Les participant·es à la table ronde sont ensuite montés sur l’estrade. Peter Moor, le modérateur, leur a tout d’abord demandé de réagir aux propos de Rösti ou les compléter. « J’avais l’impression que le Parlement était favorable au transport de marchandises sur rails et qu’il entendait s’appuyer sur la révision de la loi pour contribuer à stabiliser ce mode de transport », a déclaré Philipp Kutter (Centre/ZH), président de la Commission des transports et des communications du Conseil national (CTT-N). « Quelle n’a donc pas été ma surprise lorsque CFF Cargo a communiqué des mesures quelques jours à peine après l’adoption de la loi ! Cela étant, sans optimisation de l’efficacité, le soutien fédéral ne saurait suffire à redresser la branche. »
Bruno Storni (PS/TI), membre de la CTT-N, ne cache pas non plus sa surprise par rapport à la décision de CFF Cargo de ne plus desservir plusieurs terminaux du trafic combiné.
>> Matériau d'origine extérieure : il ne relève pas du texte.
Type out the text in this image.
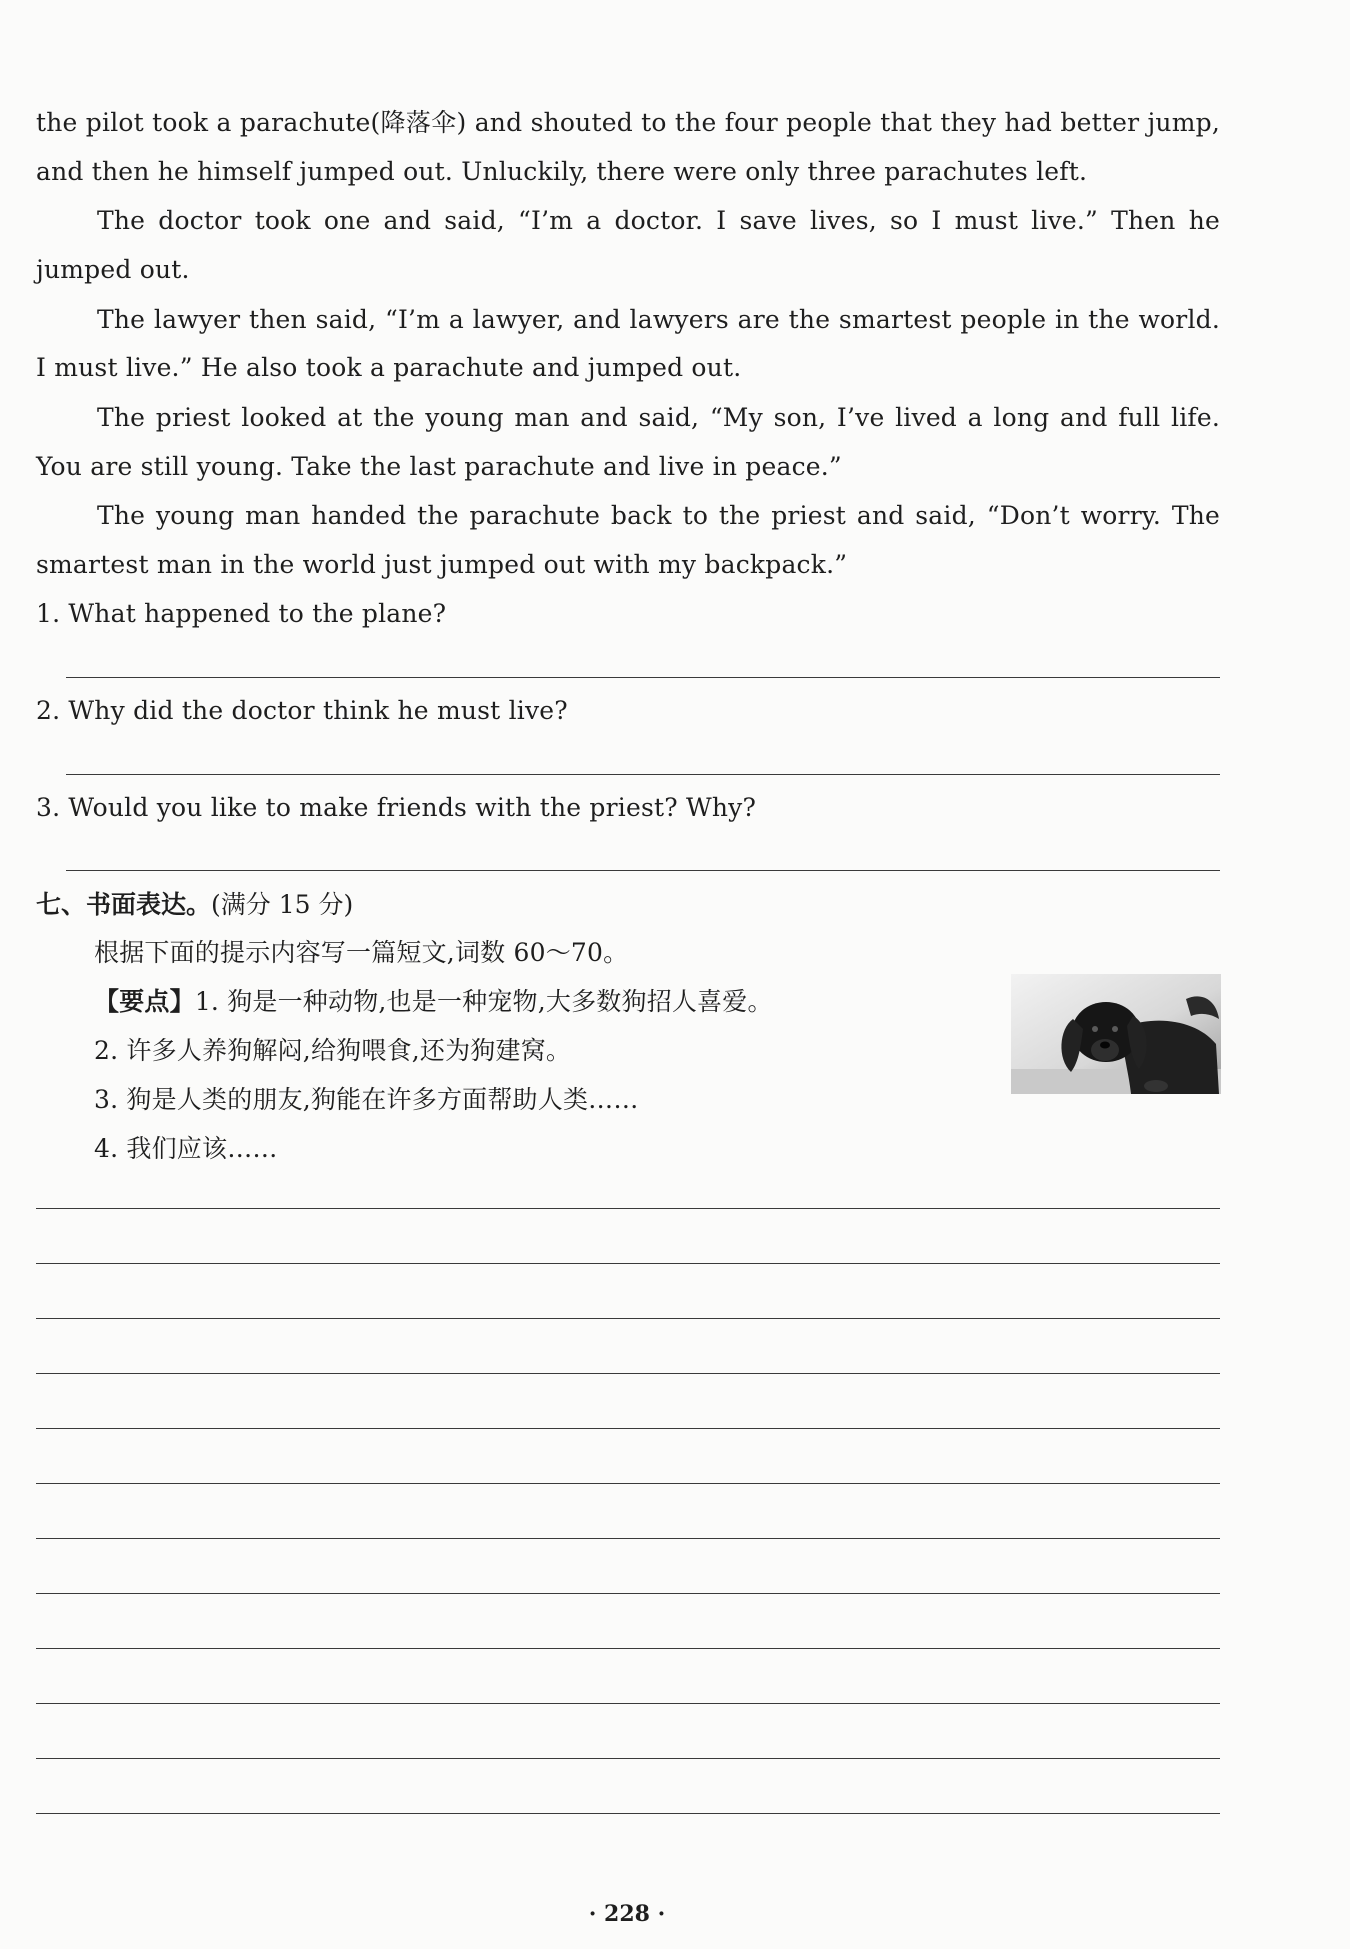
the pilot took a parachute(降落伞) and shouted to the four people that they had better jump,
and then he himself jumped out. Unluckily, there were only three parachutes left.
The doctor took one and said, “I’m a doctor. I save lives, so I must live.” Then he
jumped out.
The lawyer then said, “I’m a lawyer, and lawyers are the smartest people in the world.
I must live.” He also took a parachute and jumped out.
The priest looked at the young man and said, “My son, I’ve lived a long and full life.
You are still young. Take the last parachute and live in peace.”
The young man handed the parachute back to the priest and said, “Don’t worry. The
smartest man in the world just jumped out with my backpack.”
1. What happened to the plane?
2. Why did the doctor think he must live?
3. Would you like to make friends with the priest? Why?
七、书面表达。(满分 15 分)
根据下面的提示内容写一篇短文,词数 60～70。
【要点】1. 狗是一种动物,也是一种宠物,大多数狗招人喜爱。
2. 许多人养狗解闷,给狗喂食,还为狗建窝。
3. 狗是人类的朋友,狗能在许多方面帮助人类……
4. 我们应该……
· 228 ·
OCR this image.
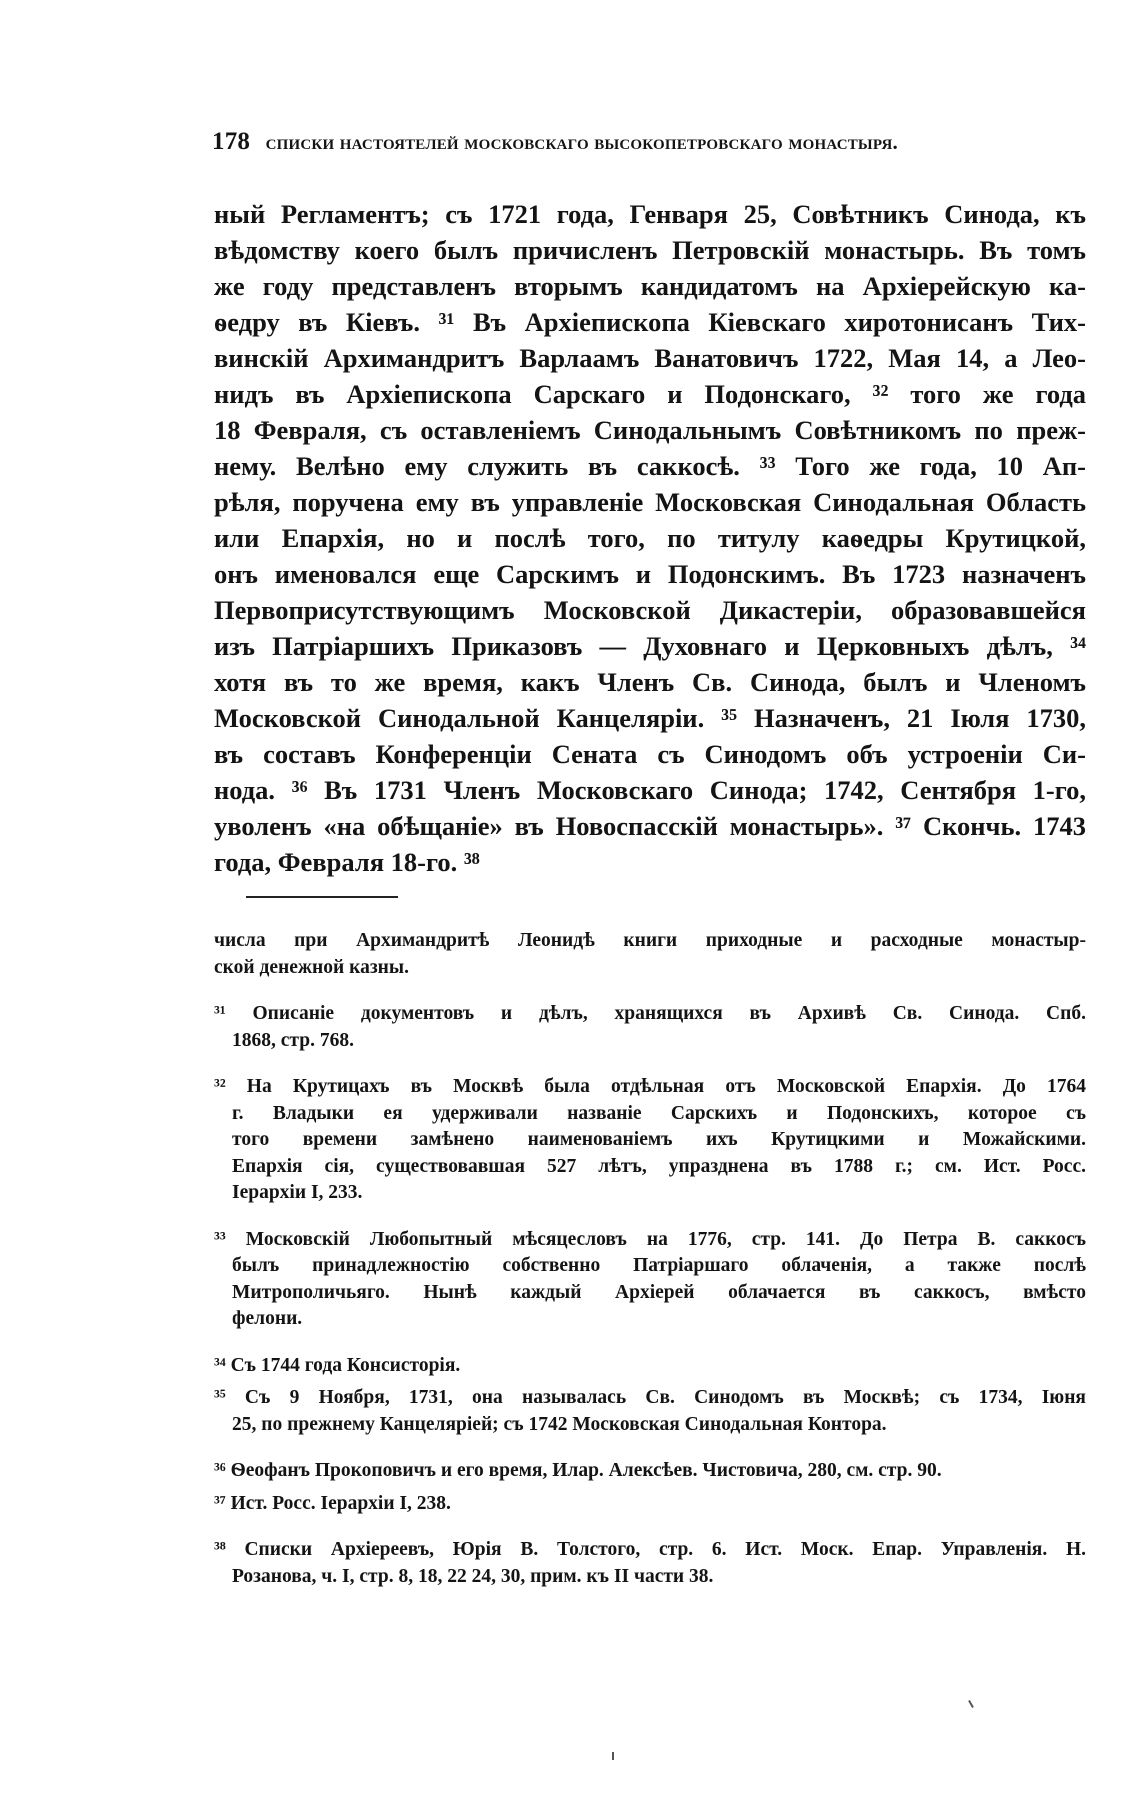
178 списки настоятелей московскаго высокопетровскаго монастыря.
ный Регламентъ; съ 1721 года, Генваря 25, Совѣтникъ Синода, къ
вѣдомству коего былъ причисленъ Петровскій монастырь. Въ томъ
же году представленъ вторымъ кандидатомъ на Архіерейскую ка-
ѳедру въ Кіевъ. ³¹ Въ Архіепископа Кіевскаго хиротонисанъ Тих-
винскій Архимандритъ Варлаамъ Ванатовичъ 1722, Мая 14, а Лео-
нидъ въ Архіепископа Сарскаго и Подонскаго, ³² того же года
18 Февраля, съ оставленіемъ Синодальнымъ Совѣтникомъ по преж-
нему. Велѣно ему служить въ саккосѣ. ³³ Того же года, 10 Ап-
рѣля, поручена ему въ управленіе Московская Синодальная Область
или Епархія, но и послѣ того, по титулу каѳедры Крутицкой,
онъ именовался еще Сарскимъ и Подонскимъ. Въ 1723 назначенъ
Первоприсутствующимъ Московской Дикастеріи, образовавшейся
изъ Патріаршихъ Приказовъ — Духовнаго и Церковныхъ дѣлъ, ³⁴
хотя въ то же время, какъ Членъ Св. Синода, былъ и Членомъ
Московской Синодальной Канцеляріи. ³⁵ Назначенъ, 21 Іюля 1730,
въ составъ Конференціи Сената съ Синодомъ объ устроеніи Си-
нода. ³⁶ Въ 1731 Членъ Московскаго Синода; 1742, Сентября 1-го,
уволенъ «на обѣщаніе» въ Новоспасскій монастырь». ³⁷ Скончь. 1743
года, Февраля 18-го. ³⁸
числа при Архимандритѣ Леонидѣ книги приходные и расходные монастыр-
ской денежной казны.
³¹ Описаніе документовъ и дѣлъ, хранящихся въ Архивѣ Св. Синода. Спб.
1868, стр. 768.
³² На Крутицахъ въ Москвѣ была отдѣльная отъ Московской Епархія. До 1764
г. Владыки ея удерживали названіе Сарскихъ и Подонскихъ, которое съ
того времени замѣнено наименованіемъ ихъ Крутицкими и Можайскими.
Епархія сія, существовавшая 527 лѣтъ, упразднена въ 1788 г.; см. Ист. Росс.
Іерархіи I, 233.
³³ Московскій Любопытный мѣсяцесловъ на 1776, стр. 141. До Петра В. саккосъ
былъ принадлежностію собственно Патріаршаго облаченія, а также послѣ
Митрополичьяго. Нынѣ каждый Архіерей облачается въ саккосъ, вмѣсто
фелони.
³⁴ Съ 1744 года Консисторія.
³⁵ Съ 9 Ноября, 1731, она называлась Св. Синодомъ въ Москвѣ; съ 1734, Іюня
25, по прежнему Канцеляріей; съ 1742 Московская Синодальная Контора.
³⁶ Ѳеофанъ Прокоповичъ и его время, Илар. Алексѣев. Чистовича, 280, см. стр. 90.
³⁷ Ист. Росс. Іерархіи I, 238.
³⁸ Списки Архіереевъ, Юрія В. Толстого, стр. 6. Ист. Моск. Епар. Управленія. Н.
Розанова, ч. I, стр. 8, 18, 22 24, 30, прим. къ II части 38.
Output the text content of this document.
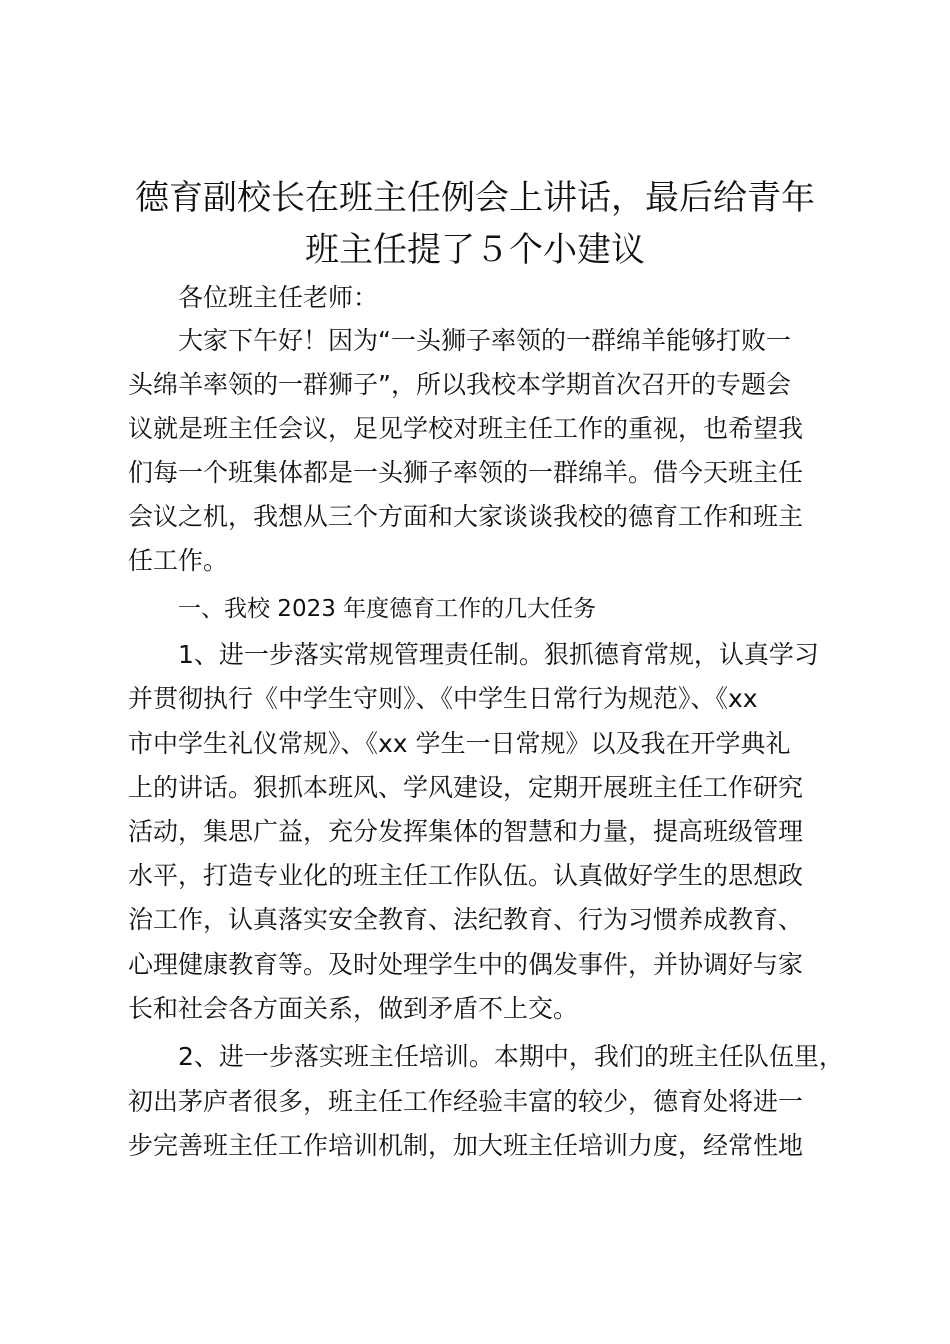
德育副校长在班主任例会上讲话，最后给青年
班主任提了５个小建议
各位班主任老师：
大家下午好！因为“一头狮子率领的一群绵羊能够打败一
头绵羊率领的一群狮子”，所以我校本学期首次召开的专题会
议就是班主任会议，足见学校对班主任工作的重视，也希望我
们每一个班集体都是一头狮子率领的一群绵羊。借今天班主任
会议之机，我想从三个方面和大家谈谈我校的德育工作和班主
任工作。
一、我校 2023 年度德育工作的几大任务
1、进一步落实常规管理责任制。狠抓德育常规，认真学习
并贯彻执行《中学生守则》、《中学生日常行为规范》、《xx
市中学生礼仪常规》、《xx 学生一日常规》以及我在开学典礼
上的讲话。狠抓本班风、学风建设，定期开展班主任工作研究
活动，集思广益，充分发挥集体的智慧和力量，提高班级管理
水平，打造专业化的班主任工作队伍。认真做好学生的思想政
治工作，认真落实安全教育、法纪教育、行为习惯养成教育、
心理健康教育等。及时处理学生中的偶发事件，并协调好与家
长和社会各方面关系，做到矛盾不上交。
2、进一步落实班主任培训。本期中，我们的班主任队伍里，
初出茅庐者很多，班主任工作经验丰富的较少，德育处将进一
步完善班主任工作培训机制，加大班主任培训力度，经常性地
Il s’interroge aussi sur la décision des exploitants de la chaussée roulante (Rola) de la supprimer fin 2025, alors que le Parlement a accordé l’an dernier des allocations de soutien jusqu’à fin 2028. Revenir sur une décision prise il y a un an laisse Storni perplexe. Il ajoute : « Ces dernières années, la Suisse a bien mené sa politique de transfert. Elle a investi près de 23 milliards dans les tunnels NFLA et approuvé plus d’un milliard de subventions en faveur du transport ferroviaire de marchandises. L’étape d’aménagement 2035 va également dans le sens du transport international. » En 2023, le nombre de courses transalpines de poids lourds avait reculé jusqu’à 860 000, se rapprochant progressivement de l’objectif légal fixé à 650 000 courses transalpines de poids lourds par an. « Depuis deux ans, ce chiffre est reparti à la hausse. Et le transfert modal marque le pas », déplore-t-il. Selon lui, il faudrait augmenter la redevance sur le trafic des poids lourds liée aux prestations (RPLP), le coût d’une course transalpine par un poids lourd étant trop faible.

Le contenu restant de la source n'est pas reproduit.